Tuesday, July 31, 2018

Our Moe, with her lifelong BFF, Linda
You know, when a friend or loved one loses someone they love, my most common condolence is, "Peace to you and yours during this most difficult of times."

And for me, this is not just a platitude I say for form's sake, or because it's expected, or because I don't know what else to say. I say it because I know how very difficult it is to find peace after losing someone you love more than life itself.

After a tragedy of this sort, peace becomes as elusive as a unicorn, always just around the corner, or after the next "big" anniversary. One day I think I've found it, the very next, I'm heart-broken and grief-stricken all over again, because I glance at a photo, or I see something Moe would have liked, and my illusory "peace" blows away like the mirage it is.

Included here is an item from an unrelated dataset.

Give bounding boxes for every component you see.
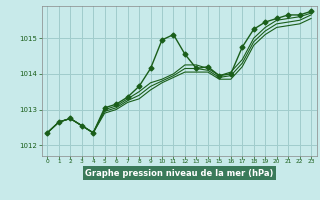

Our Moe-Moe has been gone for five years today. For five years I've had this hole in my heart, in my life, in my love, where she used to be, and I still have not been able to find peace with this reality.

I'm not angry, or in denial. I know why she did what she did, and I'm not angry she made the choice, although I'm incredibly sad about it and her suffering. I know, in my heart of hearts, that she's gone, and will never come back. Given my lack of faith, I am forced to believe she really is gone, for good, and the only parts of her that remain are our memories and love for her.

Processing my grief over Moe's death has been a very different experience for me compared to the loss of other people I have loved and lost. My Dad, my Gram, my mother-in-law, my Aunties, my lost friends - all of these losses punched me in the heart, and left me bereft, but I found ways to make peace with it, and move forward. I'm even at peace with the loss of who I believed my sister to be, and the reality that she'll never be a part of my life again.

But finding peace with Moe's death appears to be beyond my reach. I remain functional most days. I enjoy time spent with friends & family. I find meaning in my volunteer work and pursue my hobbies. But my grief at her loss is still a huge part of my life. I miss her, terribly, each and every day. The loss of her and her light in this world is devastating to me, and I can't seem to find a way to be at peace with her death and all it represents.

It's not okay that she's dead. It's not okay that she's lost to those of us who loved her. It's not okay that her contribution to this world was cut so short. It never will be okay, and while I don't expect I'll ever believe it is, I wish I could find my way to peace.

2 comments:

Steve Buchheit said...

We all wish we could help.

John said...

“It’s not ok that she’s dead.” Yes. Oh god, yes.